« Dans la peau d’un journaliste au Sahel » : Le rapport de RSF qui met à nu « les lourdes tendances de restriction des libertés »


Dans le cadre d’une campagne appelée : Sauver le journaliste au Sahel, Reporters sans frontières a présenté ce matin son rapport né du constat de la détérioration progressive de la sécurité des journalistes avec la présence des groupes armées d’une part. 

D’autre part, ce rapport d’une quarantaine de pages décrit les « nouveaux ennemis des journalistes locaux… » de manière générale. Ce rapport, intitulé, « Dans la peau d’un journaliste au Sahel » prend en compte les pays du Sahel notamment le Mali, Burkina, Niger, Tchad et Bénin …). 

D’après Sadibou Marong, directeur de Reporters sans frontières section Afrique de l’Ouest, « être dans la peau d'un journaliste au Sahel signifie devoir faire face à des bandes armées radicales de plus en plus présentes qui n'hésitent pas à assassiner des journalistes quand elles ne les enlèvent pas pour s'en servir de monnaie d'échange. Selon le farouche combattant pour la cause des journalistes, avec ce contexte sécuritaire dégradé auquel nous assistons, il faut aussi savoir composer avec de nouveaux pouvoirs installés à la faveur de coups d'État et qui imposent à la profession leur conception du journalisme et leurs "injonctions patriotiques". Il faut encore apprendre à évoluer avec la milice de Wagner, qui exerce une influence de plus en plus palpable sur le marché de l'information régionale, mais il faut surtout déjouer les pièges des mercenaires de la désinformation.

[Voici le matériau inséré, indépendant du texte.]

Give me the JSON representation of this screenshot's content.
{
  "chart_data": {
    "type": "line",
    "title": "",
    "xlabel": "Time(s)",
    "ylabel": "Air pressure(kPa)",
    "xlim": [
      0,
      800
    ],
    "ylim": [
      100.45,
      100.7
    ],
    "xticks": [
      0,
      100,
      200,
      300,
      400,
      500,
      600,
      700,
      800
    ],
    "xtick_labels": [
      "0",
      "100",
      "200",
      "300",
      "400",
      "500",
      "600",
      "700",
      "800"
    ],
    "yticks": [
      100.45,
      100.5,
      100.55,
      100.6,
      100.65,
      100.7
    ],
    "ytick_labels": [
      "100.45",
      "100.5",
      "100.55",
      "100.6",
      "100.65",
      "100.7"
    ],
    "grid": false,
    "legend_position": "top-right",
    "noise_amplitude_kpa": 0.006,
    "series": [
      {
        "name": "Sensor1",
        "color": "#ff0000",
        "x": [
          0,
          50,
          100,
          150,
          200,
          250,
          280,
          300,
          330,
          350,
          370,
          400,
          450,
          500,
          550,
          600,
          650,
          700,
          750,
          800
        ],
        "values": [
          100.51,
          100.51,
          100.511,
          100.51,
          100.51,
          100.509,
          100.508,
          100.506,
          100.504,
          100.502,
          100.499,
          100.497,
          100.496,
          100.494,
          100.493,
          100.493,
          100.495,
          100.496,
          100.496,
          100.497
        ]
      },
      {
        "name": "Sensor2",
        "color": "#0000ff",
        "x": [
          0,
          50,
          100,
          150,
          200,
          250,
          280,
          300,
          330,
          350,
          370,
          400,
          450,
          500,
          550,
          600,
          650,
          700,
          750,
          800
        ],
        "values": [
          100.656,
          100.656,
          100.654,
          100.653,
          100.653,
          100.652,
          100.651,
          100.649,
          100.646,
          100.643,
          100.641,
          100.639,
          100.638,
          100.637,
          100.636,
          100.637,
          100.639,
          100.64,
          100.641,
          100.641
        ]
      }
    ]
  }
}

Reporters sans frontières estime qu’au Sahel, les dangers sont désormais multiples, tout comme les entraves imposées par les États qui limitent souvent de façon arbitraire la liberté de circulation et le droit d'informer des journalistes, notamment dans les régions où sont déployés les groupes armés. « Dans la peau d'un journaliste au Sahel » décrit les nouveaux ennemis des journalistes locaux et de la presse étrangère, puis interroge les moyens de relever le défi d'informer en rappelant des initiatives de résilience et préconisant un certain nombre de recommandations. 

Pour Sadibou Marong, « cette partie du continent africain est dangereusement en train de devenir une région privée de journalistes indépendants et d'informations fiables, où l'autocensure devient la norme ». Ainsi, pour éviter que le Sahel ne devienne une zone de non-information, ce rapport de Reporters sans frontières lance un appel aux États de la région car, un sursaut est nécessaire pour ne pas priver 110 millions de Sahéliens de leur droit élémentaire à être informés."